Si el mirlo liliburlero,
que es lila su lilear;
yo quiero pisar la nieve
azul del jacarandá.

Ya nieve azul a la ida,
nieve lila al retornar;
yo quiero pisar la nieve
azul del jacarandá.

Rafael Alberti



(Leído en La máquina del tiempo)



Olvido García Valdés - "Qué despacio y deprisa va todo ahí fuera..."

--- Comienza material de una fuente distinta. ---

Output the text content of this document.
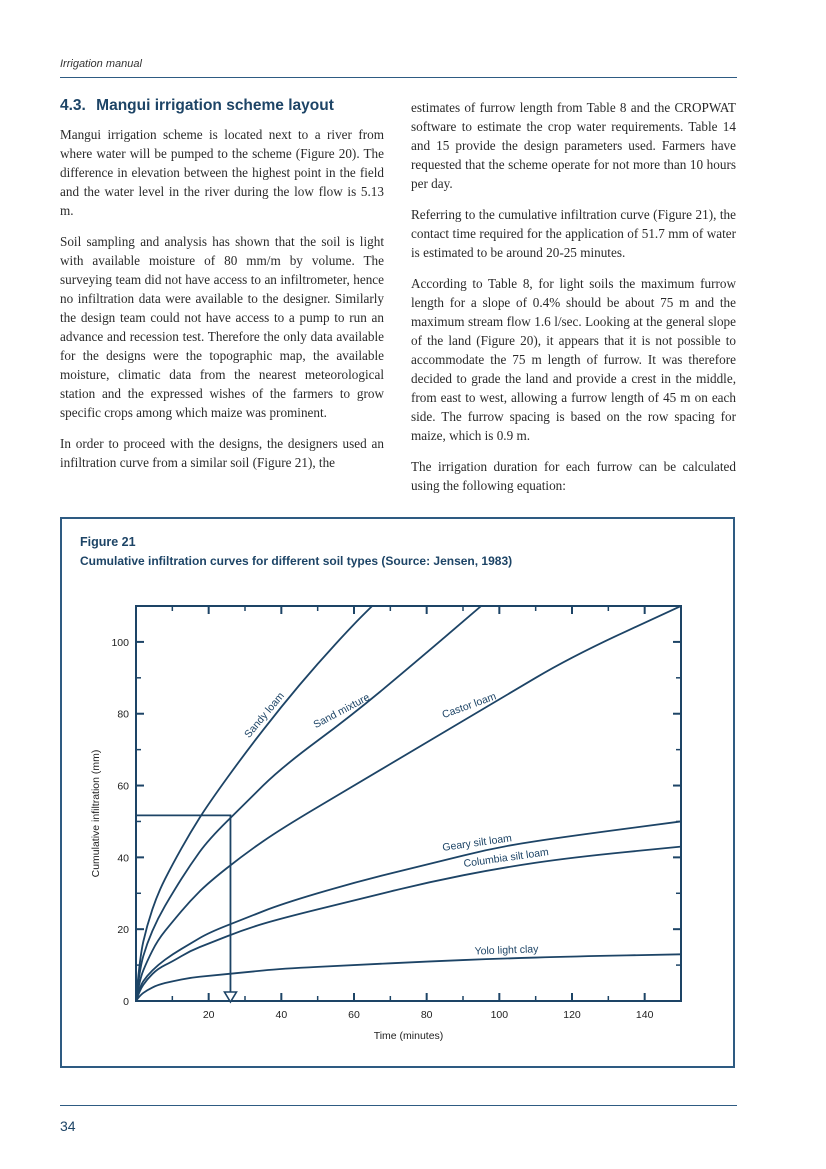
Irrigation manual
4.3. Mangui irrigation scheme layout

Mangui irrigation scheme is located next to a river from where water will be pumped to the scheme (Figure 20). The difference in elevation between the highest point in the field and the water level in the river during the low flow is 5.13 m.

Soil sampling and analysis has shown that the soil is light with available moisture of 80 mm/m by volume. The surveying team did not have access to an infiltrometer, hence no infiltration data were available to the designer. Similarly the design team could not have access to a pump to run an advance and recession test. Therefore the only data available for the designs were the topographic map, the available moisture, climatic data from the nearest meteorological station and the expressed wishes of the farmers to grow specific crops among which maize was prominent.

In order to proceed with the designs, the designers used an infiltration curve from a similar soil (Figure 21), the

estimates of furrow length from Table 8 and the CROPWAT software to estimate the crop water requirements. Table 14 and 15 provide the design parameters used. Farmers have requested that the scheme operate for not more than 10 hours per day.

Referring to the cumulative infiltration curve (Figure 21), the contact time required for the application of 51.7 mm of water is estimated to be around 20-25 minutes.

According to Table 8, for light soils the maximum furrow length for a slope of 0.4% should be about 75 m and the maximum stream flow 1.6 l/sec. Looking at the general slope of the land (Figure 20), it appears that it is not possible to accommodate the 75 m length of furrow. It was therefore decided to grade the land and provide a crest in the middle, from east to west, allowing a furrow length of 45 m on each side. The furrow spacing is based on the row spacing for maize, which is 0.9 m.

The irrigation duration for each furrow can be calculated using the following equation:

Figure 21
Cumulative infiltration curves for different soil types (Source: Jensen, 1983)
20	40	60	80	100	120	140
0
20
40
60
80
100
Time (minutes)
Cumulative infiltration (mm)
Sandy loam Sand mixture	Castor loam
Geary silt loam
Columbia silt loam
Yolo light clay
34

Qué despacio y deprisa va todo ahí fuera,
pájaros que bullen y amanece; me incorporo cáscara
de cascarillas de fiebre y vuelvo como una pluma vuela
a la cama; todo se deja oír: el lío de gorriones
y los trinos del mirlo y la nota que todo lo puntúa
tan singular a fuerza de no serlo del todo (silba
y pone eco a la lluvia pero igual pone ecos
a la luz este tordo que es eco él mismo de la vida);
suben luego los grajos y son sobre todo alas
más negras en el cielo guturales volando
(del vientre brota esa carraspera); no he oído,
en cambio, al colirrojo hoy ni se acercaron
las urracas; cáscara de cascarillas soy hueca
y hueca de fiebre y escucho el día 1
de marzo cómo llega.

Olvido García Valdés



De su libro Y todos estábamos vivos, Tusquets Editores, 2ª ed., 2007. Premio Nacional de Poesía 2007.